The judicial review application was argued by the parties in April 2019 before a three judge panel of the Divisional Court. In the court’s judgment released on October 11, 2019, three sets of reasons were provided by the judges:

  • Justice Corbett, in dissent, held that “a general election is in no way ‘substantially equivalent’ to the process of public participation prescribed in the EBR”;
  • Justice Mew substantially agreed with Justice Corbett that the government “failed to comply with its legal obligations” under the EBR, but found that there would be no useful purpose in granting a judicial remedy; and
  • Justice Myers similarly concluded that no remedy should be granted in light of the privative clause in Bill 4, but did not expressly decide whether the EBR’s “exception to public participation” was applicable in this case.
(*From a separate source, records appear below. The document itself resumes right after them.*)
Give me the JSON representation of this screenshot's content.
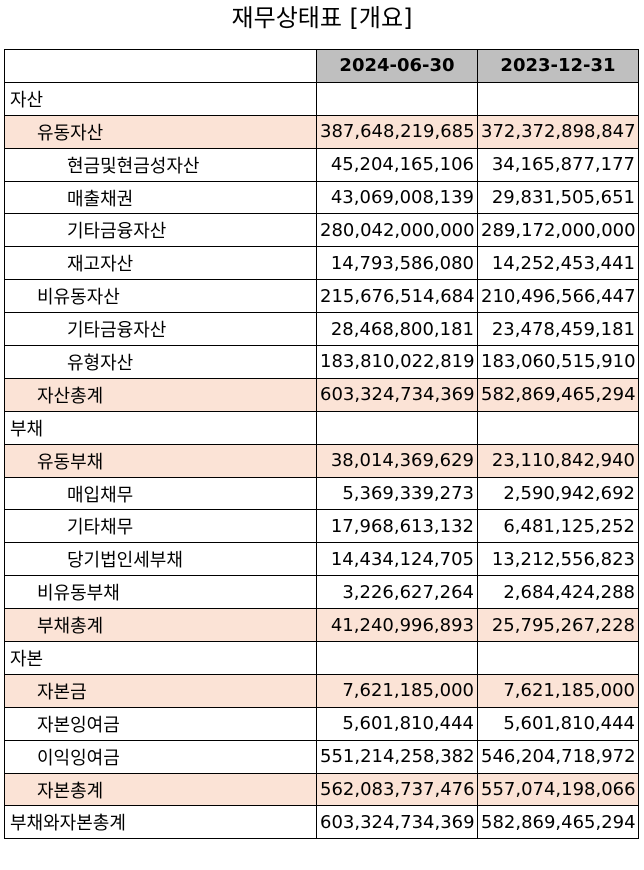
{
  "title": "재무상태표 [개요]",
  "columns": [
    "",
    "2024-06-30",
    "2023-12-31"
  ],
  "rows": [
    {
      "label": "자산",
      "indent": 0,
      "highlight": false,
      "v1": "",
      "v2": ""
    },
    {
      "label": "유동자산",
      "indent": 1,
      "highlight": true,
      "v1": "387,648,219,685",
      "v2": "372,372,898,847"
    },
    {
      "label": "현금및현금성자산",
      "indent": 2,
      "highlight": false,
      "v1": "45,204,165,106",
      "v2": "34,165,877,177"
    },
    {
      "label": "매출채권",
      "indent": 2,
      "highlight": false,
      "v1": "43,069,008,139",
      "v2": "29,831,505,651"
    },
    {
      "label": "기타금융자산",
      "indent": 2,
      "highlight": false,
      "v1": "280,042,000,000",
      "v2": "289,172,000,000"
    },
    {
      "label": "재고자산",
      "indent": 2,
      "highlight": false,
      "v1": "14,793,586,080",
      "v2": "14,252,453,441"
    },
    {
      "label": "비유동자산",
      "indent": 1,
      "highlight": false,
      "v1": "215,676,514,684",
      "v2": "210,496,566,447"
    },
    {
      "label": "기타금융자산",
      "indent": 2,
      "highlight": false,
      "v1": "28,468,800,181",
      "v2": "23,478,459,181"
    },
    {
      "label": "유형자산",
      "indent": 2,
      "highlight": false,
      "v1": "183,810,022,819",
      "v2": "183,060,515,910"
    },
    {
      "label": "자산총계",
      "indent": 1,
      "highlight": true,
      "v1": "603,324,734,369",
      "v2": "582,869,465,294"
    },
    {
      "label": "부채",
      "indent": 0,
      "highlight": false,
      "v1": "",
      "v2": ""
    },
    {
      "label": "유동부채",
      "indent": 1,
      "highlight": true,
      "v1": "38,014,369,629",
      "v2": "23,110,842,940"
    },
    {
      "label": "매입채무",
      "indent": 2,
      "highlight": false,
      "v1": "5,369,339,273",
      "v2": "2,590,942,692"
    },
    {
      "label": "기타채무",
      "indent": 2,
      "highlight": false,
      "v1": "17,968,613,132",
      "v2": "6,481,125,252"
    },
    {
      "label": "당기법인세부채",
      "indent": 2,
      "highlight": false,
      "v1": "14,434,124,705",
      "v2": "13,212,556,823"
    },
    {
      "label": "비유동부채",
      "indent": 1,
      "highlight": false,
      "v1": "3,226,627,264",
      "v2": "2,684,424,288"
    },
    {
      "label": "부채총계",
      "indent": 1,
      "highlight": true,
      "v1": "41,240,996,893",
      "v2": "25,795,267,228"
    },
    {
      "label": "자본",
      "indent": 0,
      "highlight": false,
      "v1": "",
      "v2": ""
    },
    {
      "label": "자본금",
      "indent": 1,
      "highlight": true,
      "v1": "7,621,185,000",
      "v2": "7,621,185,000"
    },
    {
      "label": "자본잉여금",
      "indent": 1,
      "highlight": false,
      "v1": "5,601,810,444",
      "v2": "5,601,810,444"
    },
    {
      "label": "이익잉여금",
      "indent": 1,
      "highlight": false,
      "v1": "551,214,258,382",
      "v2": "546,204,718,972"
    },
    {
      "label": "자본총계",
      "indent": 1,
      "highlight": true,
      "v1": "562,083,737,476",
      "v2": "557,074,198,066"
    },
    {
      "label": "부채와자본총계",
      "indent": 0,
      "highlight": false,
      "v1": "603,324,734,369",
      "v2": "582,869,465,294"
    }
  ],
  "colors": {
    "header_bg": "#bfbfbf",
    "highlight_bg": "#fbe3d6",
    "border": "#000000"
  }
}
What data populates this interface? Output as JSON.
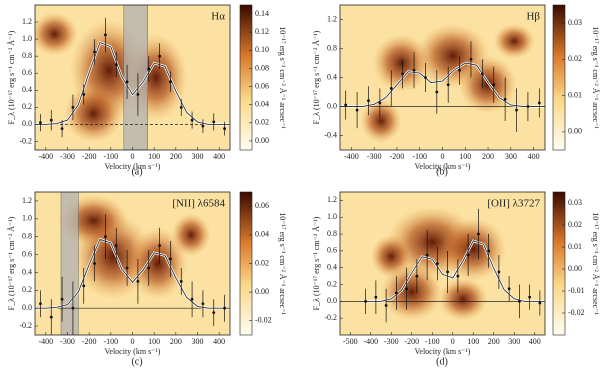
{
  "chart_data": [
    {
      "type": "line",
      "title": "Hα",
      "caption": "(a)",
      "x_label": "Velocity (km s⁻¹)",
      "y_label": "F_λ (10⁻¹⁷ erg s⁻¹ cm⁻² Å⁻¹)",
      "colorbar_label": "10⁻¹⁷ erg s⁻¹ cm⁻² Å⁻¹ arcsec⁻¹",
      "xlim": [
        -450,
        450
      ],
      "xticks": [
        -400,
        -300,
        -200,
        -100,
        0,
        100,
        200,
        300,
        400
      ],
      "ylim": [
        -0.3,
        1.4
      ],
      "yticks": [
        -0.2,
        {
          "value": 0,
          "label": "0.0"
        },
        0.2,
        0.4,
        0.6,
        0.8,
        {
          "value": 1,
          "label": "1.0"
        },
        1.2
      ],
      "colorbar_lim": [
        -0.01,
        0.15
      ],
      "colorbar_ticks": [
        {
          "value": 0,
          "label": "0.00"
        },
        0.02,
        0.04,
        0.06,
        0.08,
        {
          "value": 0.1,
          "label": "0.10"
        },
        0.12,
        0.14
      ],
      "shaded_regions": [
        [
          -40,
          70
        ]
      ],
      "fit": {
        "x": [
          -450,
          -400,
          -350,
          -300,
          -250,
          -200,
          -150,
          -100,
          -50,
          0,
          50,
          100,
          150,
          200,
          250,
          300,
          350,
          400,
          450
        ],
        "values": [
          0,
          0,
          0.01,
          0.05,
          0.23,
          0.61,
          0.96,
          0.91,
          0.56,
          0.35,
          0.5,
          0.72,
          0.68,
          0.39,
          0.14,
          0.03,
          0,
          0,
          0
        ]
      },
      "points": {
        "x": [
          -425,
          -375,
          -325,
          -275,
          -225,
          -175,
          -125,
          -75,
          -25,
          25,
          75,
          125,
          175,
          225,
          275,
          325,
          375,
          425
        ],
        "values": [
          0.02,
          0.05,
          -0.05,
          0.2,
          0.35,
          0.85,
          1.05,
          0.7,
          0.5,
          0.35,
          0.65,
          0.8,
          0.5,
          0.2,
          0.05,
          -0.02,
          0.03,
          -0.05
        ],
        "errors": [
          0.1,
          0.12,
          0.1,
          0.15,
          0.12,
          0.15,
          0.2,
          0.15,
          0.2,
          0.25,
          0.15,
          0.15,
          0.12,
          0.1,
          0.1,
          0.08,
          0.1,
          0.08
        ]
      }
    },
    {
      "type": "line",
      "title": "Hβ",
      "caption": "(b)",
      "x_label": "Velocity (km s⁻¹)",
      "y_label": "F_λ (10⁻¹⁷ erg s⁻¹ cm⁻² Å⁻¹)",
      "colorbar_label": "10⁻¹⁷ erg s⁻¹ cm⁻² Å⁻¹ arcsec⁻¹",
      "xlim": [
        -450,
        450
      ],
      "xticks": [
        -400,
        -300,
        -200,
        -100,
        0,
        100,
        200,
        300,
        400
      ],
      "ylim": [
        -0.6,
        1.4
      ],
      "yticks": [
        -0.4,
        {
          "value": 0,
          "label": "0.0"
        },
        0.4,
        0.8,
        1.2
      ],
      "colorbar_lim": [
        -0.005,
        0.035
      ],
      "colorbar_ticks": [
        {
          "value": 0,
          "label": "0.00"
        },
        {
          "value": 0.01,
          "label": "0.01"
        },
        {
          "value": 0.02,
          "label": "0.02"
        },
        {
          "value": 0.03,
          "label": "0.03"
        }
      ],
      "shaded_regions": [],
      "fit": {
        "x": [
          -450,
          -400,
          -350,
          -300,
          -250,
          -200,
          -150,
          -100,
          -50,
          0,
          50,
          100,
          150,
          200,
          250,
          300,
          350,
          400,
          450
        ],
        "values": [
          0,
          0,
          0,
          0.03,
          0.12,
          0.3,
          0.48,
          0.46,
          0.33,
          0.35,
          0.5,
          0.6,
          0.57,
          0.33,
          0.12,
          0.02,
          0,
          0,
          0
        ]
      },
      "points": {
        "x": [
          -425,
          -375,
          -325,
          -275,
          -225,
          -175,
          -125,
          -75,
          -25,
          25,
          75,
          125,
          175,
          225,
          275,
          325,
          375,
          425
        ],
        "values": [
          0.02,
          -0.05,
          0.08,
          0.05,
          0.25,
          0.45,
          0.5,
          0.4,
          0.2,
          0.3,
          0.5,
          0.65,
          0.45,
          0.3,
          0.1,
          -0.05,
          0,
          0.05
        ],
        "errors": [
          0.2,
          0.25,
          0.2,
          0.2,
          0.25,
          0.2,
          0.25,
          0.2,
          0.3,
          0.25,
          0.2,
          0.25,
          0.2,
          0.25,
          0.3,
          0.3,
          0.2,
          0.2
        ]
      }
    },
    {
      "type": "line",
      "title": "[NII] λ6584",
      "caption": "(c)",
      "x_label": "Velocity (km s⁻¹)",
      "y_label": "F_λ (10⁻¹⁷ erg s⁻¹ cm⁻² Å⁻¹)",
      "colorbar_label": "10⁻¹⁷ erg s⁻¹ cm⁻² Å⁻¹ arcsec⁻¹",
      "xlim": [
        -450,
        450
      ],
      "xticks": [
        -400,
        -300,
        -200,
        -100,
        0,
        100,
        200,
        300,
        400
      ],
      "ylim": [
        -0.3,
        1.3
      ],
      "yticks": [
        -0.2,
        {
          "value": 0,
          "label": "0.0"
        },
        0.2,
        0.4,
        0.6,
        0.8,
        {
          "value": 1,
          "label": "1.0"
        },
        1.2
      ],
      "colorbar_lim": [
        -0.03,
        0.07
      ],
      "colorbar_ticks": [
        -0.02,
        {
          "value": 0,
          "label": "0.00"
        },
        0.02,
        0.04,
        0.06
      ],
      "shaded_regions": [
        [
          -330,
          -250
        ]
      ],
      "fit": {
        "x": [
          -450,
          -400,
          -350,
          -300,
          -250,
          -200,
          -150,
          -100,
          -50,
          0,
          50,
          100,
          150,
          200,
          250,
          300,
          350,
          400,
          450
        ],
        "values": [
          0,
          0,
          0.01,
          0.04,
          0.18,
          0.49,
          0.77,
          0.73,
          0.44,
          0.29,
          0.43,
          0.62,
          0.59,
          0.34,
          0.12,
          0.02,
          0,
          0,
          0
        ]
      },
      "points": {
        "x": [
          -425,
          -375,
          -325,
          -275,
          -225,
          -175,
          -125,
          -75,
          -25,
          25,
          75,
          125,
          175,
          225,
          275,
          325,
          375,
          425
        ],
        "values": [
          0.05,
          -0.1,
          0.1,
          0,
          0.25,
          0.5,
          0.8,
          0.7,
          0.45,
          0.3,
          0.45,
          0.7,
          0.55,
          0.3,
          0.1,
          0.05,
          -0.05,
          0
        ],
        "errors": [
          0.15,
          0.2,
          0.25,
          0.3,
          0.2,
          0.2,
          0.25,
          0.2,
          0.2,
          0.25,
          0.2,
          0.2,
          0.2,
          0.15,
          0.2,
          0.15,
          0.15,
          0.15
        ]
      }
    },
    {
      "type": "line",
      "title": "[OII] λ3727",
      "caption": "(d)",
      "x_label": "Velocity (km s⁻¹)",
      "y_label": "F_λ (10⁻¹⁷ erg s⁻¹ cm⁻² Å⁻¹)",
      "colorbar_label": "10⁻¹⁷ erg s⁻¹ cm⁻² Å⁻¹ arcsec⁻¹",
      "xlim": [
        -550,
        450
      ],
      "xticks": [
        -500,
        -400,
        -300,
        -200,
        -100,
        0,
        100,
        200,
        300,
        400
      ],
      "ylim": [
        -0.4,
        1.3
      ],
      "yticks": [
        -0.2,
        {
          "value": 0,
          "label": "0.0"
        },
        0.2,
        0.4,
        0.6,
        0.8,
        {
          "value": 1,
          "label": "1.0"
        },
        1.2
      ],
      "colorbar_lim": [
        -0.03,
        0.035
      ],
      "colorbar_ticks": [
        -0.02,
        -0.01,
        {
          "value": 0,
          "label": "0.00"
        },
        0.01,
        0.02,
        0.03
      ],
      "shaded_regions": [],
      "fit": {
        "x": [
          -450,
          -400,
          -350,
          -300,
          -250,
          -200,
          -150,
          -100,
          -50,
          0,
          50,
          100,
          150,
          200,
          250,
          300,
          350,
          400,
          450
        ],
        "values": [
          0,
          0,
          0,
          0.03,
          0.13,
          0.34,
          0.53,
          0.5,
          0.32,
          0.28,
          0.48,
          0.72,
          0.68,
          0.39,
          0.14,
          0.03,
          0,
          0,
          0
        ]
      },
      "points": {
        "x": [
          -425,
          -375,
          -325,
          -275,
          -225,
          -175,
          -125,
          -75,
          -25,
          25,
          75,
          125,
          175,
          225,
          275,
          325,
          375,
          425
        ],
        "values": [
          0,
          0.05,
          -0.05,
          0.1,
          0.15,
          0.3,
          0.55,
          0.45,
          0.35,
          0.3,
          0.55,
          0.8,
          0.6,
          0.35,
          0.15,
          0,
          0.05,
          -0.02
        ],
        "errors": [
          0.15,
          0.2,
          0.2,
          0.2,
          0.25,
          0.2,
          0.3,
          0.2,
          0.25,
          0.2,
          0.25,
          0.3,
          0.2,
          0.2,
          0.15,
          0.2,
          0.15,
          0.15
        ]
      }
    }
  ]
}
Accordingly, the court declined to grant any declaratory or injunctive relief to address the government’s erroneous reliance upon section 30(1)(a) of the EBR.

The court’s refusal to grant a remedy despite statutory non-compliance is reminiscent of the outcome in MiningWatch v. Canada, where the Supreme Court of Canada found that federal officials had misinterpreted an environmental statute, but in the court’s discretion, no substantive remedy was ordered because the matter had been framed as a test case.

In any event, the Divisional Court’s judgment in the Greenpeace case affirms the value and importance of public participation rights under the EBR. As correctly noted by Justice Corbett:

The EBR would be rendered largely nugatory if a government could ignore its requirements because the government has already made up its mind, prior to public participation, and will not listen to or consider public input in respect to its proposal (para.1)…

The EBR does not just provide for notice.  It provides for notice, rights of participation, an obligation on the minister to “take every reasonable step” to ensure that “all comments received” during the process of public participation “are considered when decisions… are made,” and then an obligation on the minister to explain the effect, if any, of the public participation process on the decision taken (para.58).

Therefore, as the current government continues to pass, amend or repeal environmental laws, regulations and policies, CELA anticipates that provincial officials will be mindful of, and fully comply with, Ontarians’ EBR right to meaningful notice/comment opportunities and to have their comments duly considered by governmental decision-makers.